Tuesday, January 23, 2018

Eleanor Oliphant is Completely Fine by Gail Honeyman

I am actually a bit ahead of the game and have completed our book club's selection for February a little early. I have had my eye on this one for a while and Rob bought it for me just before Christmas so I wanted to get started on it as soon as I could.

Wow. This book grabbed me right from the start and I read it fairly quickly, even though I've been pretty busy lately. I had to put a stop to things last night at midnight with only 30 pages left to go and was able to finish it this morning.

Eleanor Oliphant is a fascinating character, I haven't met anyone like her in real life or fiction in a long, long time. It is very clear from the beginning of the book that Eleanor has been the victim of some serious abuse and trauma at the hands of her mother, but it takes until the final pages of the book to really figure out what that means and what she has endured. She has physical and emotional scars that affect her every day. There was one twist at the end that actually made me gasp out loud! That has only ever happened two other times (in Gone With the Wind and I Know This Much is True for those keeping track).
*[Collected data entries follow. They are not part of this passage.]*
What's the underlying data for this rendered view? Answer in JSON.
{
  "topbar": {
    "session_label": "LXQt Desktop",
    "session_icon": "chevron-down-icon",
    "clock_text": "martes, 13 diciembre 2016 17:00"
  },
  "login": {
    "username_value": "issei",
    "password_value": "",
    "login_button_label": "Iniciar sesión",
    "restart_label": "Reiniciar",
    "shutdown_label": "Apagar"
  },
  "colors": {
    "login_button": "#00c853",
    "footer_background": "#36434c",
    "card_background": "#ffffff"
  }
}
As a result of this trauma, Eleanor's life has been very lonely. She was in and out of foster homes through her teen years and then lived on her own from the age of 17 on. She goes to work, she goes home, her routine is very established. She eats the same things, enjoys a drink and a program on the radio and goes to bed. She doesn't need anyone else, and no one has ever needed her.

Then she goes to a concert with a co-worker and discovers the man of her dreams. The singer captivates her and she is convinced they will have a happy life together and tries to prepare herself for that new relationship. At the same time, she and a co-worker help a man on the street who has a medical emergency. Is it possible that someone could need her after all?

All my life, I have been heartbroken by the loneliness of others. I am an extreme extrovert who refuels by spending time with people. The thought of living such a lonely life overwhelms me. I ached with Eleanor and struggled to see her struggle.

At the same time, I loved her personality. She has a great vocabulary, she sees the world in very defined ways and anything outside her expectation is hard for her to process. Her genuine surprise at what most people would consider normal activities was pretty funny at times. Gail Honeyman has created a fantastic character and I absolutely loved reading about her.